Optimising black-box CUDA kernels
2 min readNov 24, 2023

Optimising a black-box CUDA kernel is not an easy task, without knowledge of the kernel algorithm itself. But sometimes, this task comes up. Some tips on how to go about optimising such a kernel.
- Start with the right profiling tools — Profiling the existing kernel to identify the bottlenecks is the most important task. Start with the Nsight Compute tool (ncu or ncu-ui) to obtain metrics and bottleneck areas for the various kernels.
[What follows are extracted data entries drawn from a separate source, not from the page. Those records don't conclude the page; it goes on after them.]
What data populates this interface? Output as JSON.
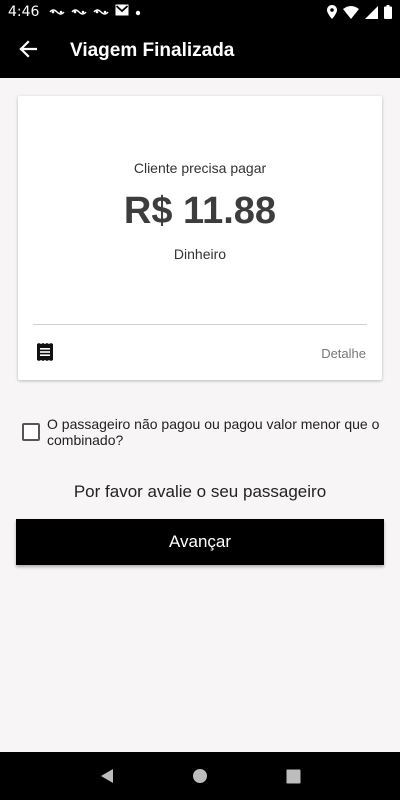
{
  "status_bar": {
    "time": "4:46",
    "notification_icons": [
      "carrier-icon",
      "carrier-icon",
      "carrier-icon",
      "gmail-icon",
      "dot-icon"
    ],
    "right_icons": [
      "location-icon",
      "wifi-icon",
      "signal-icon",
      "battery-icon"
    ]
  },
  "app_bar": {
    "title": "Viagem Finalizada",
    "back_icon": "arrow-left-icon"
  },
  "payment_card": {
    "caption": "Cliente precisa pagar",
    "amount": "R$ 11.88",
    "method": "Dinheiro",
    "detail_label": "Detalhe",
    "receipt_icon": "receipt-icon"
  },
  "unpaid_checkbox": {
    "label": "O passageiro não pagou ou pagou valor menor que o combinado?",
    "checked": false
  },
  "rating_prompt": "Por favor avalie o seu passageiro",
  "advance_button": "Avançar",
  "nav_bar": {
    "icons": [
      "back-triangle-icon",
      "home-circle-icon",
      "recents-square-icon"
    ]
  },
  "colors": {
    "app_bar": "#000000",
    "background": "#f7f5f6",
    "button": "#000000",
    "amount_text": "#3d3d3d"
  }
}
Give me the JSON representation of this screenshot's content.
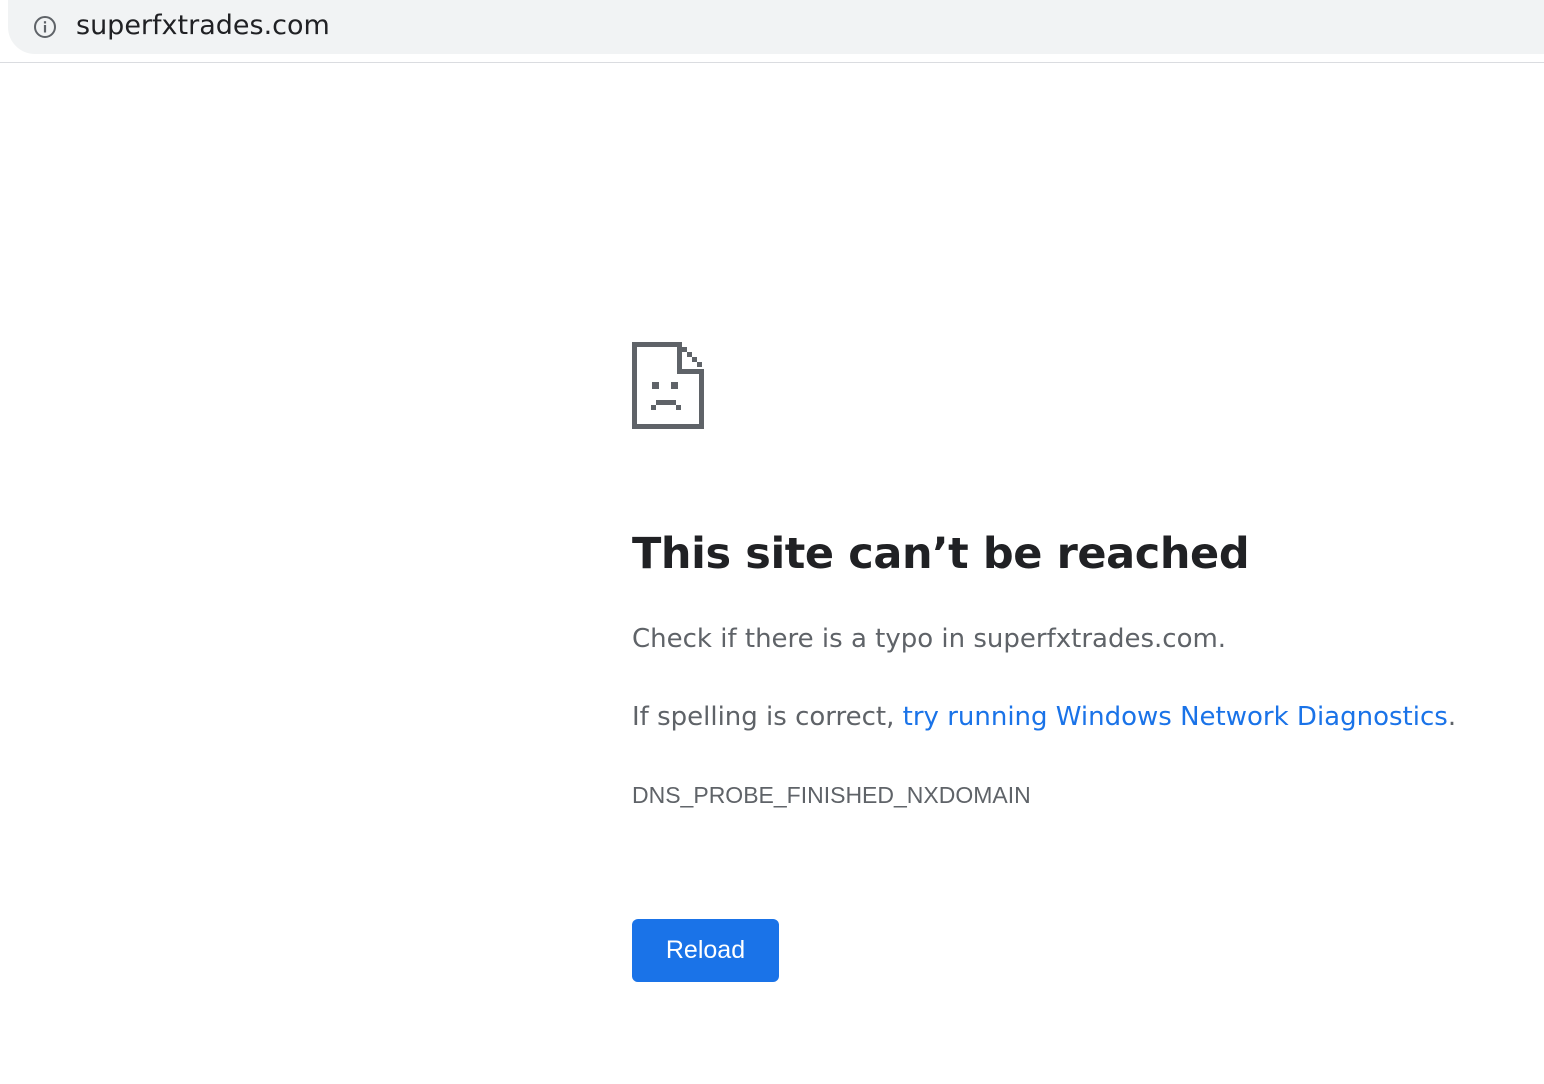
{
  "address_bar": {
    "url": "superfxtrades.com",
    "icon": "info-icon"
  },
  "error": {
    "icon": "sad-page-icon",
    "title": "This site can’t be reached",
    "line1": "Check if there is a typo in superfxtrades.com.",
    "line2_prefix": "If spelling is correct, ",
    "line2_link": "try running Windows Network Diagnostics",
    "line2_suffix": ".",
    "code": "DNS_PROBE_FINISHED_NXDOMAIN",
    "reload_label": "Reload"
  },
  "colors": {
    "accent": "#1a73e8",
    "heading": "#202124",
    "body_text": "#5f6368",
    "address_bar_bg": "#f1f3f4"
  }
}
If the target kernel has multiple dependent kernels, they would have to be partitioned for the purpose of profiling using Replay modes — Replay modes are described in the documentation: https://docs.nvidia.com/nsight-compute/ProfilingGuide/index.html#range-replay
- Start with the right input data and benchmark data — Identify the target use-cases and the benchmark datasets required for that use-case
- Identify the target GPUs and their capabilities — for example, tensor cores and HW engines. The CUDA capabilities for GPUs can be obtained from documentation or tools like https://prabindh.github.io/mygpu/
- Implement and benchmark iteratively — Depending on the bottleneck, perform iterative optimisations. These can include for example, shifting the model of operation to asynchronous / concurrent operations using multiple CUDA Streams (ex https://developer.download.nvidia.com/CUDA/training/StreamsAndConcurrencyWebinar.pdf ). Other areas could be to use the latest Warp primitives (https://developer.nvidia.com/blog/using-cuda-warp-level-primitives/), optimising the grid/block assignments depending on the loading of the SMs.